To him it sounded beautiful and it took not less than one quart to celebrate this new business venture--paid for by the lady, of course, but still, in view of the fact that they were one, it was all right.
Then there began to come to him via the U. S. Mail, certain sundry statements concerning the expenses of putting this fine bit of horse flesh into the proper condition to bring home the money, and the request for immediate remittance. There was variety enough about these statements, too, to satisfy the most fastidious, and the amounts ranged all the way from six dollars and fifty cents to an even hundred. The clever mind of the bride took in the situation at a glance, but the faith of the optimistic kid held as fast as a ship’s anchor to a rock ledge, and he could see nothing but success in the near future.
You know there is never a day so far away that it doesn’t come at last.
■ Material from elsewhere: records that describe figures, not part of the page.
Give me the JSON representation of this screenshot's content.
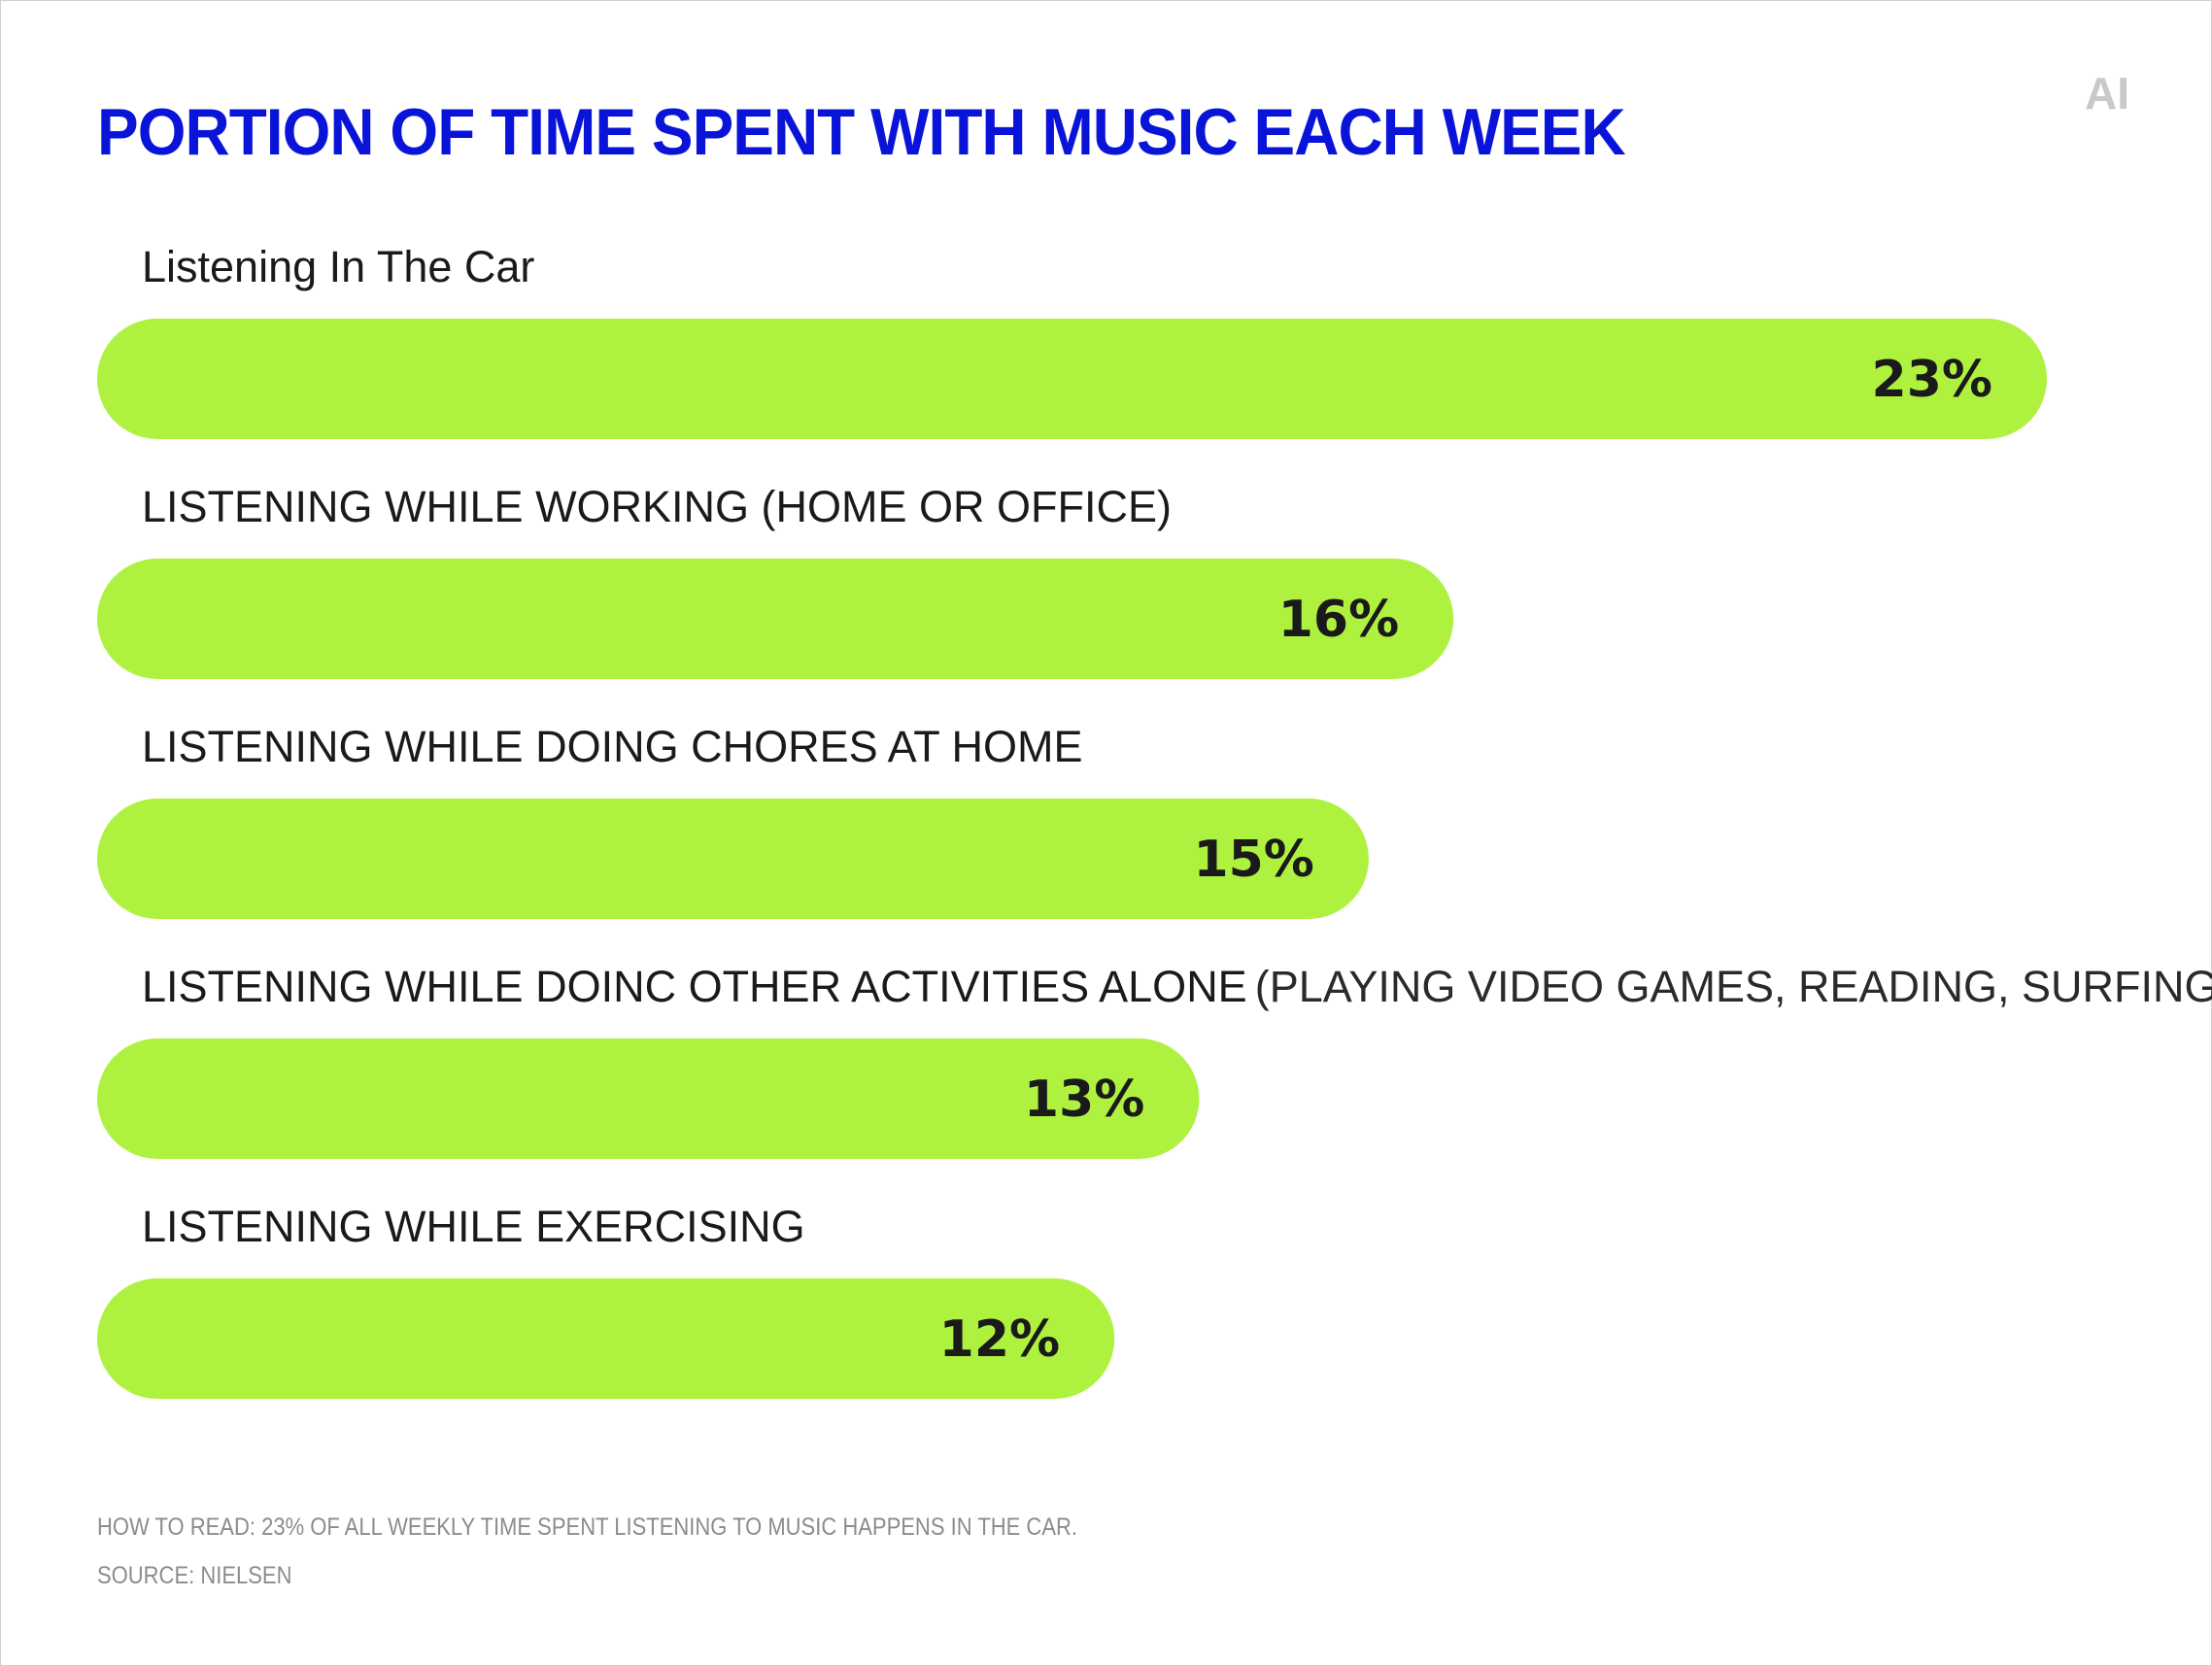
{
  "title": "PORTION OF TIME SPENT WITH MUSIC EACH WEEK",
  "logo_text": "AI",
  "colors": {
    "title": "#0a14d8",
    "bar": "#aef23f",
    "text": "#1a1a1a",
    "footnote": "#8c8c8c"
  },
  "chart_data": {
    "type": "bar",
    "orientation": "horizontal",
    "title": "PORTION OF TIME SPENT WITH MUSIC EACH WEEK",
    "categories": [
      {
        "main": "Listening In The Car",
        "detail": ""
      },
      {
        "main": "LISTENING WHILE WORKING (HOME OR OFFICE)",
        "detail": ""
      },
      {
        "main": "LISTENING WHILE DOING CHORES AT HOME",
        "detail": ""
      },
      {
        "main": "LISTENING WHILE DOINC OTHER ACTIVITIES ALONE",
        "detail": "(PLAYING VIDEO GAMES, READING, SURFING THE WEB)"
      },
      {
        "main": "LISTENING WHILE EXERCISING",
        "detail": ""
      }
    ],
    "values": [
      23,
      16,
      15,
      13,
      12
    ],
    "value_labels": [
      "23%",
      "16%",
      "15%",
      "13%",
      "12%"
    ],
    "unit": "%",
    "grid": false,
    "legend": "none"
  },
  "footnotes": {
    "how_to_read": "HOW TO READ: 23% OF ALL WEEKLY TIME SPENT LISTENING TO MUSIC HAPPENS IN THE CAR.",
    "source": "SOURCE: NIELSEN"
  }
}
So it was that the day of the long expected race arrived and down deep in the trousers pockets of the Pink Cheeked One was $150, the last shot in the locker.
“It’s all right, Kid,” he said to her. “It’s just as I thought, she’s a twenty-five to one shot, and I’m going to plank every cent down. At those odds we’ll take home with us $3,750, and I guess that’ll hold us for awhile. How about it?”
“But suppose she doesn’t win?”
“Doesn’t win? What’s the matter with you--are you getting cold feet? How can she lose? Didn’t we clock her this morning on the try-out and didn’t she beat the track time? Wait till you know more about this game and you’ll see where _I’m_ right.”